Tuesday, August 6, 2013
Start: Bear Branch | Finish: Hudson Gap | Miles: 17.0 | Total: 229.1
My alarm goes off as usual at 6:00 AM. And as usual I lie there listening to the sounds and snoozing, and thinking about the coming day. I know the first half of the day will be through some of the most scenic woods of the GA section – the Cohutta Wilderness – followed by a long downhill ridge run, ending in a creepy inhospitable woods that I am not really looking forward to camping in. All from my 2011 memory. Then somehow I fall back to sleep and do not wake up till nearly 8. I end up taking extra long getting ready – spending a lot of time prepping my feet. Two cups of actual hot coffee – by now I am in no danger or fear of running out of fuel. Hit the trail shortly before 10.

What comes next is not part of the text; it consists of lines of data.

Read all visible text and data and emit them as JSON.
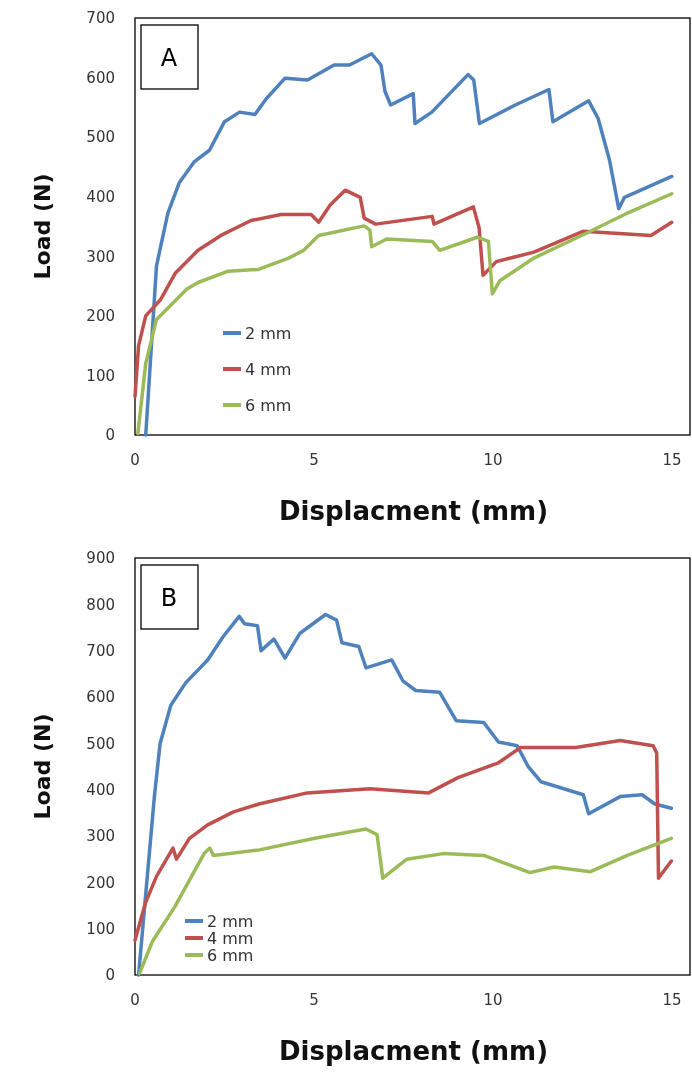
{
  "chart_data": [
    {
      "type": "line",
      "xlabel": "Displacment (mm)",
      "ylabel": "Load (N)",
      "xlim": [
        0,
        15.5
      ],
      "xticks": [
        0,
        5,
        10,
        15
      ],
      "ylim": [
        0,
        700
      ],
      "yticks": [
        0,
        100,
        200,
        300,
        400,
        500,
        600,
        700
      ],
      "grid": false,
      "legend": "bottom left",
      "marker": "none",
      "line_style": "solid",
      "annotations": [
        "A"
      ],
      "series": [
        {
          "name": "2 mm",
          "color": "#4f81bd",
          "x": [
            0.3,
            0.6,
            0.92,
            1.24,
            1.66,
            2.08,
            2.5,
            2.92,
            3.35,
            3.66,
            4.19,
            4.82,
            5.56,
            5.99,
            6.61,
            6.87,
            6.98,
            7.14,
            7.77,
            7.82,
            8.29,
            9.3,
            9.46,
            9.62,
            10.62,
            11.56,
            11.67,
            12.67,
            12.93,
            13.25,
            13.51,
            13.67,
            14.99
          ],
          "values": [
            0,
            284,
            373,
            424,
            459,
            478,
            526,
            542,
            538,
            564,
            599,
            596,
            621,
            621,
            640,
            621,
            577,
            554,
            573,
            523,
            542,
            605,
            596,
            523,
            554,
            580,
            526,
            561,
            532,
            462,
            380,
            399,
            434
          ]
        },
        {
          "name": "4 mm",
          "color": "#c0504d",
          "x": [
            0,
            0.1,
            0.3,
            0.71,
            1.13,
            1.76,
            2.4,
            3.24,
            4.08,
            4.92,
            5.13,
            5.45,
            5.87,
            6.29,
            6.4,
            6.72,
            8.3,
            8.35,
            9.45,
            9.61,
            9.72,
            10.09,
            11.14,
            12.51,
            14.41,
            14.99
          ],
          "values": [
            65,
            150,
            200,
            227,
            272,
            310,
            335,
            360,
            370,
            370,
            357,
            386,
            411,
            399,
            364,
            354,
            367,
            354,
            383,
            348,
            268,
            291,
            307,
            342,
            335,
            357
          ]
        },
        {
          "name": "6 mm",
          "color": "#9bbb59",
          "x": [
            0.08,
            0.3,
            0.6,
            1.45,
            1.76,
            2.6,
            3.45,
            4.29,
            4.71,
            5.13,
            6.4,
            6.56,
            6.61,
            7.03,
            8.3,
            8.51,
            9.56,
            9.87,
            9.98,
            10.19,
            11.14,
            12.72,
            13.77,
            14.99
          ],
          "values": [
            3,
            120,
            194,
            245,
            256,
            275,
            278,
            297,
            310,
            335,
            351,
            344,
            316,
            329,
            325,
            310,
            332,
            325,
            237,
            259,
            297,
            342,
            373,
            405
          ]
        }
      ]
    },
    {
      "type": "line",
      "xlabel": "Displacment (mm)",
      "ylabel": "Load (N)",
      "xlim": [
        0,
        15.5
      ],
      "xticks": [
        0,
        5,
        10,
        15
      ],
      "ylim": [
        0,
        900
      ],
      "yticks": [
        0,
        100,
        200,
        300,
        400,
        500,
        600,
        700,
        800,
        900
      ],
      "grid": false,
      "legend": "bottom left",
      "marker": "none",
      "line_style": "solid",
      "annotations": [
        "B"
      ],
      "series": [
        {
          "name": "2 mm",
          "color": "#4f81bd",
          "x": [
            0.1,
            0.54,
            0.7,
            1.0,
            1.42,
            2.03,
            2.45,
            2.91,
            3.06,
            3.42,
            3.52,
            3.88,
            4.19,
            4.6,
            5.32,
            5.63,
            5.78,
            6.25,
            6.45,
            7.17,
            7.48,
            7.84,
            8.51,
            8.97,
            9.74,
            10.15,
            10.67,
            10.98,
            11.34,
            12.52,
            12.67,
            13.55,
            14.16,
            14.52,
            14.98
          ],
          "values": [
            0,
            384,
            499,
            582,
            631,
            680,
            729,
            774,
            758,
            754,
            700,
            725,
            684,
            737,
            778,
            766,
            717,
            709,
            663,
            680,
            635,
            614,
            610,
            549,
            545,
            503,
            495,
            450,
            417,
            389,
            348,
            385,
            389,
            369,
            360
          ]
        },
        {
          "name": "4 mm",
          "color": "#c0504d",
          "x": [
            0,
            0.29,
            0.6,
            1.06,
            1.16,
            1.52,
            2.03,
            2.75,
            3.46,
            4.81,
            6.56,
            8.2,
            9.02,
            10.15,
            10.77,
            12.31,
            13.55,
            14.47,
            14.57,
            14.62,
            14.98
          ],
          "values": [
            75,
            155,
            213,
            274,
            250,
            295,
            324,
            352,
            369,
            393,
            402,
            393,
            426,
            458,
            491,
            491,
            506,
            495,
            479,
            209,
            246
          ]
        },
        {
          "name": "6 mm",
          "color": "#9bbb59",
          "x": [
            0.13,
            0.49,
            1.11,
            1.93,
            2.09,
            2.19,
            3.47,
            5.02,
            6.45,
            6.76,
            6.92,
            7.59,
            8.61,
            9.74,
            11.03,
            11.7,
            12.72,
            13.75,
            14.98
          ],
          "values": [
            4,
            73,
            147,
            262,
            274,
            258,
            270,
            295,
            315,
            303,
            209,
            250,
            262,
            258,
            221,
            233,
            223,
            258,
            295
          ]
        }
      ]
    }
  ]
}
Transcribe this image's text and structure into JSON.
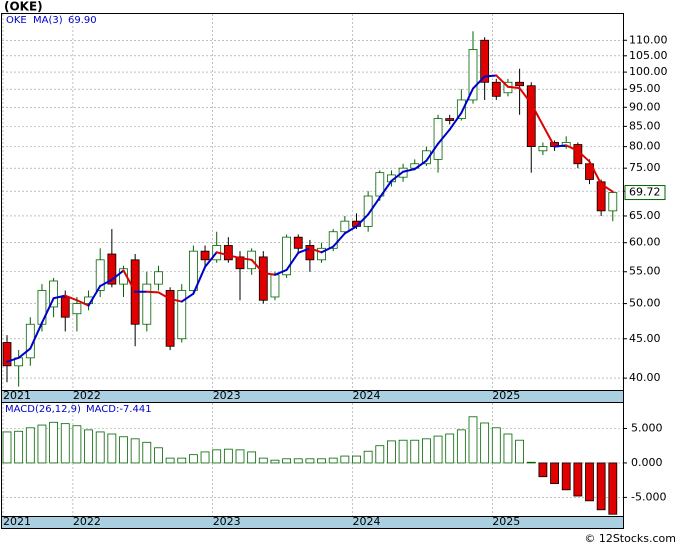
{
  "chart_data": {
    "type": "candlestick",
    "title": "(OKE)",
    "symbol": "OKE",
    "footer": "© 12Stocks.com",
    "categories": [
      "2021",
      null,
      null,
      null,
      null,
      null,
      "2022",
      null,
      null,
      null,
      null,
      null,
      null,
      null,
      null,
      null,
      null,
      null,
      "2023",
      null,
      null,
      null,
      null,
      null,
      null,
      null,
      null,
      null,
      null,
      null,
      "2024",
      null,
      null,
      null,
      null,
      null,
      null,
      null,
      null,
      null,
      null,
      null,
      "2025",
      null,
      null,
      null,
      null,
      null,
      null,
      null,
      null,
      null,
      null
    ],
    "open": [
      44.5,
      41.5,
      42.5,
      47,
      49.5,
      51,
      48.5,
      50,
      52,
      58,
      53,
      57,
      47,
      53,
      52,
      45,
      52,
      58.5,
      57,
      59.5,
      57.5,
      55.5,
      57.5,
      51,
      54.5,
      61,
      59.5,
      57,
      59,
      62,
      64,
      63,
      69,
      72,
      73,
      75,
      76,
      77,
      87,
      87,
      92,
      110,
      97,
      94,
      97,
      96,
      79,
      81,
      80,
      80.5,
      76,
      72,
      66
    ],
    "close": [
      41.5,
      42.5,
      47,
      52,
      53.5,
      48,
      50,
      51,
      57,
      53,
      55.5,
      47,
      53,
      55,
      44,
      52,
      58.5,
      57,
      59.5,
      57,
      55.5,
      58.5,
      50.5,
      54.5,
      61,
      59,
      57,
      59,
      62,
      64,
      63,
      69,
      74,
      73.5,
      75,
      76,
      79,
      87,
      86.5,
      92,
      107,
      97,
      93,
      97,
      96,
      80,
      80,
      80,
      81,
      76,
      72.5,
      66,
      69.72
    ],
    "high": [
      45.5,
      43.5,
      48,
      53,
      54,
      52,
      51,
      52,
      59,
      62.5,
      56,
      58,
      55,
      56,
      52.5,
      53,
      59.5,
      59.5,
      62,
      61,
      58.5,
      59,
      58.5,
      55,
      61.5,
      61.5,
      60.5,
      60,
      62.5,
      65,
      65.5,
      70,
      74.5,
      74.5,
      76,
      77,
      80,
      88,
      88,
      95,
      113,
      111,
      98,
      98,
      101,
      97,
      81,
      81.5,
      82.5,
      81,
      77,
      72.5,
      70
    ],
    "low": [
      39.5,
      39,
      41.5,
      46,
      48,
      46,
      46,
      49,
      51,
      52.5,
      51,
      44,
      46,
      52,
      43.5,
      44.5,
      51.5,
      56,
      56.5,
      56.5,
      50.5,
      54.5,
      50,
      50.5,
      54,
      58,
      55,
      56.5,
      58.5,
      61.5,
      62.5,
      62,
      68,
      71,
      72,
      74.5,
      75.5,
      74,
      85.5,
      86.5,
      91,
      92,
      92,
      93,
      88,
      74,
      78,
      79,
      79.5,
      75,
      71.5,
      65,
      64
    ],
    "up_color": "#006400",
    "down_color": "#e00000",
    "log_scale": true,
    "grid": true,
    "ylim": [
      38.6,
      119
    ],
    "yticks": [
      {
        "value": 40,
        "label": "40.00"
      },
      {
        "value": 45,
        "label": "45.00"
      },
      {
        "value": 50,
        "label": "50.00"
      },
      {
        "value": 55,
        "label": "55.00"
      },
      {
        "value": 60,
        "label": "60.00"
      },
      {
        "value": 65,
        "label": "65.00"
      },
      {
        "value": 70,
        "label": "70.00"
      },
      {
        "value": 75,
        "label": "75.00"
      },
      {
        "value": 80,
        "label": "80.00"
      },
      {
        "value": 85,
        "label": "85.00"
      },
      {
        "value": 90,
        "label": "90.00"
      },
      {
        "value": 95,
        "label": "95.00"
      },
      {
        "value": 100,
        "label": "100.00"
      },
      {
        "value": 105,
        "label": "105.00"
      },
      {
        "value": 110,
        "label": "110.00"
      }
    ],
    "ma": {
      "name": "MA(3)",
      "last_label": "69.90",
      "up_color": "#0000cc",
      "down_color": "#e00000",
      "values": [
        42,
        42.5,
        43.7,
        47.2,
        50.8,
        51.2,
        50.5,
        49.7,
        52.7,
        53.7,
        55.2,
        51.8,
        51.8,
        51.7,
        50.7,
        50.3,
        51.5,
        55.8,
        58.3,
        57.8,
        57.3,
        57,
        54.8,
        54.5,
        55.3,
        58.2,
        59,
        58.3,
        59.3,
        61.7,
        63,
        65.3,
        68.7,
        72.2,
        74.2,
        74.8,
        76.7,
        80.7,
        84.2,
        88.5,
        95.2,
        98.7,
        99,
        95.7,
        95.3,
        91,
        85.3,
        80,
        80.3,
        79,
        76.5,
        71.5,
        69.9
      ]
    },
    "macd": {
      "name": "MACD(26,12,9)",
      "legend_label": "MACD:-7.441",
      "up_color": "#006400",
      "down_color": "#e00000",
      "ylim": [
        -7.7,
        8.7
      ],
      "yticks": [
        {
          "value": 5,
          "label": "5.000"
        },
        {
          "value": 0,
          "label": "0.000"
        },
        {
          "value": -5,
          "label": "-5.000"
        }
      ],
      "values": [
        4.5,
        4.6,
        5.1,
        5.5,
        5.9,
        5.7,
        5.4,
        4.8,
        4.5,
        4.2,
        3.8,
        3.5,
        3,
        2.2,
        0.7,
        0.7,
        1.2,
        1.6,
        1.9,
        2,
        1.9,
        1.6,
        0.7,
        0.4,
        0.6,
        0.6,
        0.6,
        0.6,
        0.7,
        1,
        1,
        1.7,
        2.5,
        3.2,
        3.3,
        3.3,
        3.5,
        3.9,
        4.2,
        4.8,
        6.7,
        5.8,
        5.1,
        4.2,
        3.3,
        0.1,
        -2,
        -3,
        -3.9,
        -4.8,
        -5.5,
        -6.8,
        -7.441
      ]
    }
  }
}
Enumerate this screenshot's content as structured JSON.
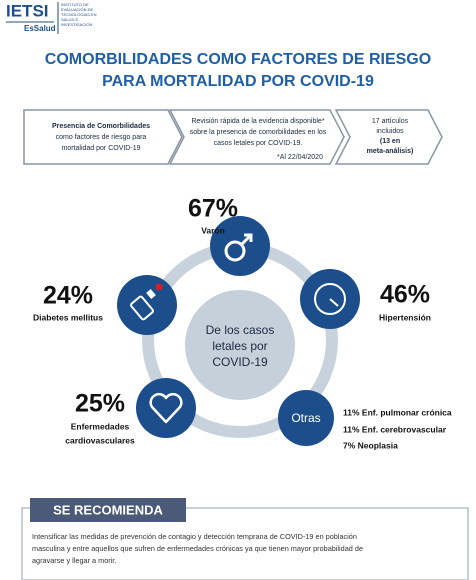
{
  "header": {
    "logo": "IETSI",
    "sublogo": "EsSalud",
    "institute": [
      "INSTITUTO DE",
      "EVALUACIÓN DE",
      "TECNOLOGÍAS EN",
      "SALUD E",
      "INVESTIGACIÓN"
    ]
  },
  "title": [
    "COMORBILIDADES COMO FACTORES DE RIESGO",
    "PARA MORTALIDAD POR COVID-19"
  ],
  "steps": [
    {
      "lines": [
        "Presencia de Comorbilidades",
        "como factores de riesgo para",
        "mortalidad por COVID-19"
      ]
    },
    {
      "lines": [
        "Revisión rápida de la evidencia disponible*",
        "sobre la presencia de comorbilidades en los",
        "casos letales por COVID-19."
      ],
      "note": "*Al 22/04/2020"
    },
    {
      "lines": [
        "17 artículos",
        "incluidos",
        "(13 en",
        "meta-análisis)"
      ]
    }
  ],
  "center": [
    "De los casos",
    "letales por",
    "COVID-19"
  ],
  "items": [
    {
      "percent": "67%",
      "label": [
        "Varón"
      ]
    },
    {
      "percent": "24%",
      "label": [
        "Diabetes mellitus"
      ]
    },
    {
      "percent": "46%",
      "label": [
        "Hipertensión"
      ]
    },
    {
      "percent": "25%",
      "label": [
        "Enfermedades",
        "cardiovasculares"
      ]
    }
  ],
  "others": {
    "label": "Otras",
    "list": [
      "11% Enf. pulmonar crónica",
      "11% Enf. cerebrovascular",
      "7% Neoplasia"
    ]
  },
  "recommendation": {
    "heading": "SE RECOMIENDA",
    "lines": [
      "Intensificar las medidas de prevención de contagio y detección temprana de COVID-19 en población",
      "masculina y entre aquellos que sufren de enfermedades crónicas ya que tienen mayor probabilidad de",
      "agravarse y llegar a morir."
    ]
  }
}
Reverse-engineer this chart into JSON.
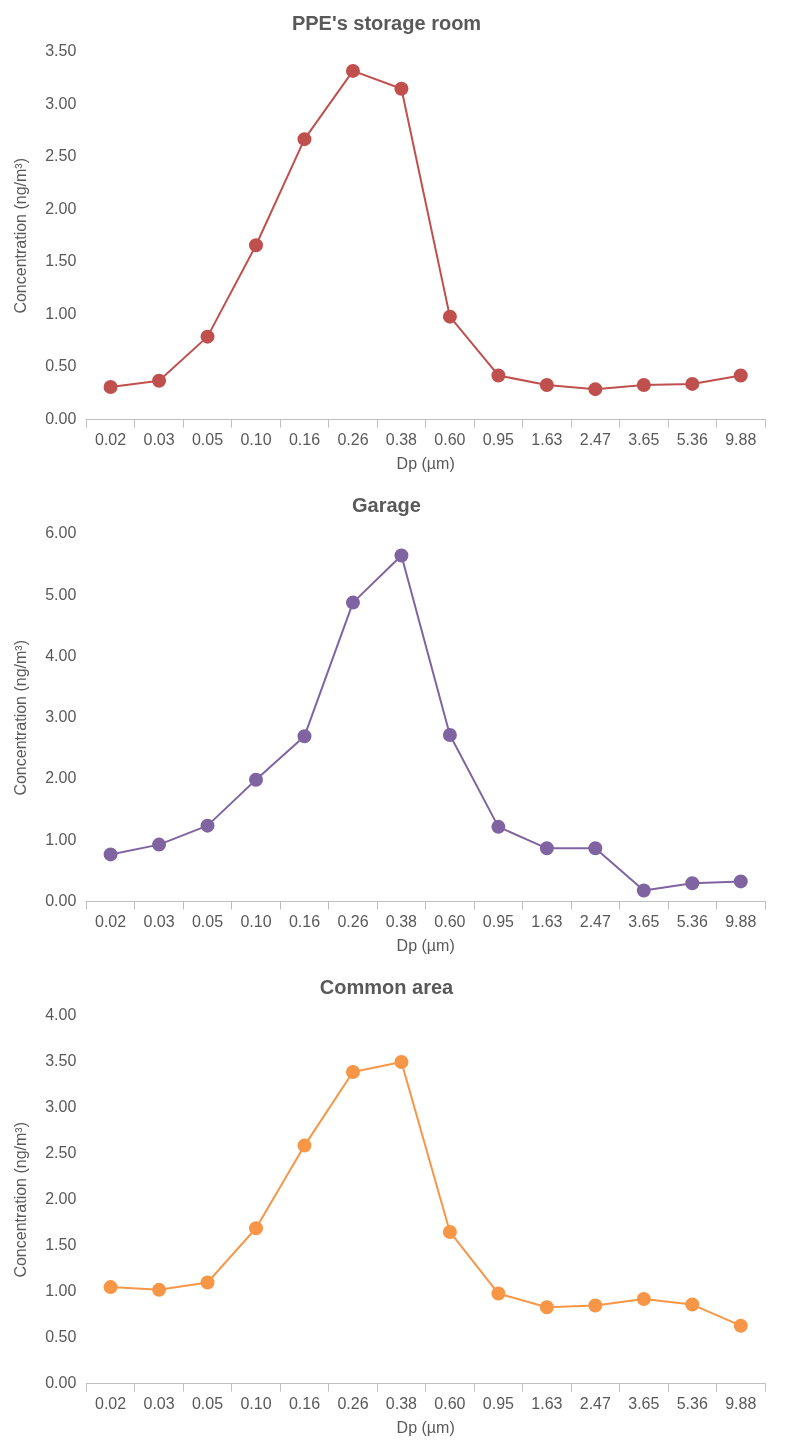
{
  "chart_data": [
    {
      "type": "line",
      "title": "PPE's storage room",
      "xlabel": "Dp (µm)",
      "ylabel": "Concentration (ng/m³)",
      "categories": [
        "0.02",
        "0.03",
        "0.05",
        "0.10",
        "0.16",
        "0.26",
        "0.38",
        "0.60",
        "0.95",
        "1.63",
        "2.47",
        "3.65",
        "5.36",
        "9.88"
      ],
      "series": [
        {
          "color": "#c0504d",
          "values": [
            0.31,
            0.37,
            0.79,
            1.66,
            2.67,
            3.32,
            3.15,
            0.98,
            0.42,
            0.33,
            0.29,
            0.33,
            0.34,
            0.42
          ]
        }
      ],
      "ylim": [
        0,
        3.5
      ],
      "yticks": [
        {
          "value": 0,
          "label": "0.00"
        },
        {
          "value": 0.5,
          "label": "0.50"
        },
        {
          "value": 1,
          "label": "1.00"
        },
        {
          "value": 1.5,
          "label": "1.50"
        },
        {
          "value": 2,
          "label": "2.00"
        },
        {
          "value": 2.5,
          "label": "2.50"
        },
        {
          "value": 3,
          "label": "3.00"
        },
        {
          "value": 3.5,
          "label": "3.50"
        }
      ],
      "marker": "circle",
      "legend": false,
      "grid": false
    },
    {
      "type": "line",
      "title": "Garage",
      "xlabel": "Dp (µm)",
      "ylabel": "Concentration (ng/m³)",
      "categories": [
        "0.02",
        "0.03",
        "0.05",
        "0.10",
        "0.16",
        "0.26",
        "0.38",
        "0.60",
        "0.95",
        "1.63",
        "2.47",
        "3.65",
        "5.36",
        "9.88"
      ],
      "series": [
        {
          "color": "#8064a2",
          "values": [
            0.77,
            0.93,
            1.24,
            1.99,
            2.7,
            4.88,
            5.65,
            2.72,
            1.22,
            0.87,
            0.87,
            0.18,
            0.3,
            0.33
          ]
        }
      ],
      "ylim": [
        0,
        6
      ],
      "yticks": [
        {
          "value": 0,
          "label": "0.00"
        },
        {
          "value": 1,
          "label": "1.00"
        },
        {
          "value": 2,
          "label": "2.00"
        },
        {
          "value": 3,
          "label": "3.00"
        },
        {
          "value": 4,
          "label": "4.00"
        },
        {
          "value": 5,
          "label": "5.00"
        },
        {
          "value": 6,
          "label": "6.00"
        }
      ],
      "marker": "circle",
      "legend": false,
      "grid": false
    },
    {
      "type": "line",
      "title": "Common area",
      "xlabel": "Dp (µm)",
      "ylabel": "Concentration (ng/m³)",
      "categories": [
        "0.02",
        "0.03",
        "0.05",
        "0.10",
        "0.16",
        "0.26",
        "0.38",
        "0.60",
        "0.95",
        "1.63",
        "2.47",
        "3.65",
        "5.36",
        "9.88"
      ],
      "series": [
        {
          "color": "#f79646",
          "values": [
            1.05,
            1.02,
            1.1,
            1.69,
            2.59,
            3.39,
            3.5,
            1.65,
            0.98,
            0.83,
            0.85,
            0.92,
            0.86,
            0.63
          ]
        }
      ],
      "ylim": [
        0,
        4
      ],
      "yticks": [
        {
          "value": 0,
          "label": "0.00"
        },
        {
          "value": 0.5,
          "label": "0.50"
        },
        {
          "value": 1,
          "label": "1.00"
        },
        {
          "value": 1.5,
          "label": "1.50"
        },
        {
          "value": 2,
          "label": "2.00"
        },
        {
          "value": 2.5,
          "label": "2.50"
        },
        {
          "value": 3,
          "label": "3.00"
        },
        {
          "value": 3.5,
          "label": "3.50"
        },
        {
          "value": 4,
          "label": "4.00"
        }
      ],
      "marker": "circle",
      "legend": false,
      "grid": false
    }
  ]
}
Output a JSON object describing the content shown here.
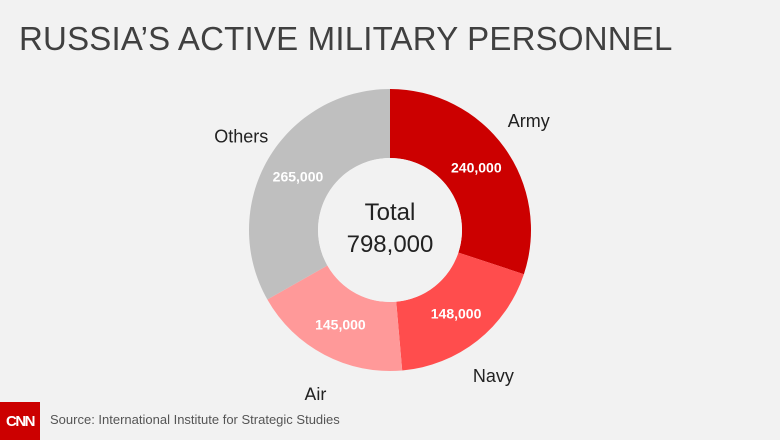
{
  "title": "RUSSIA’S ACTIVE MILITARY PERSONNEL",
  "footer": {
    "logo": "CNN",
    "source": "Source: International Institute for Strategic Studies"
  },
  "chart_data": {
    "type": "pie",
    "variant": "donut",
    "center_label": {
      "line1": "Total",
      "line2": "798,000"
    },
    "total": 798000,
    "slices": [
      {
        "label": "Army",
        "value": 240000,
        "value_label": "240,000",
        "color": "#cc0000"
      },
      {
        "label": "Navy",
        "value": 148000,
        "value_label": "148,000",
        "color": "#ff4d4d"
      },
      {
        "label": "Air",
        "value": 145000,
        "value_label": "145,000",
        "color": "#ff9999"
      },
      {
        "label": "Others",
        "value": 265000,
        "value_label": "265,000",
        "color": "#bfbfbf"
      }
    ]
  }
}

My feet feel fine today. Back to normal. They still hurt after a 16 mile day, but only in the normal way, not like I am courting injury. The day is somewhat drab – a dull heavy light which I assume is an overcast sky above the green ceiling. Nonetheless I am in much higher spirits, due to my feet. It starts to rain a couple of times. I even unpack my poncho, but never put it on. Both times it is short lived and very light.
During lunch break, sitting on my pack in the middle of the trail, in a particularly dense section of woods, I start hearing noises approaching down the trail. At first I think it must be hikers, but then I catch a glimpse of brown hide and ears, and think horses. Then I realized it is a group of wild boars. I stand up, clear my throat, and announce myself. The leader looks in my direction, then hightails it out, followed by the others. It turns out to be a rather large herd.
Making the turn east at Fowler Mountain, the woods that I described as creepy and inhospitable seem lovely this time around. Cathedral-like, somehow. It’s amazing how one’s state of mind can at a given time affect your perception.
When I reach the spring at Hatley Gap I load up with water for camp. The camp site at the Gap is quite nice, and not even listed in the guide. A picturesque grassy clearing with a fire ring, marked by a wooden sign. Yet it is still a mile or two short of my goal for the day. McKinney Gap, when I arrive, proves to be too overgrown for camping, so I push on to Hudson Gap. It is at the intersection of a FSR and the trail. I am hanging across what looks like a vehicle turn-around, also outfitted with a rudimentary fire ring. Not picturesque, but it works. Great cell reception here too – am able to call home.
18 miles tomorrow, to Falls Branch, one of my favorite camp sites on the 2011 hike.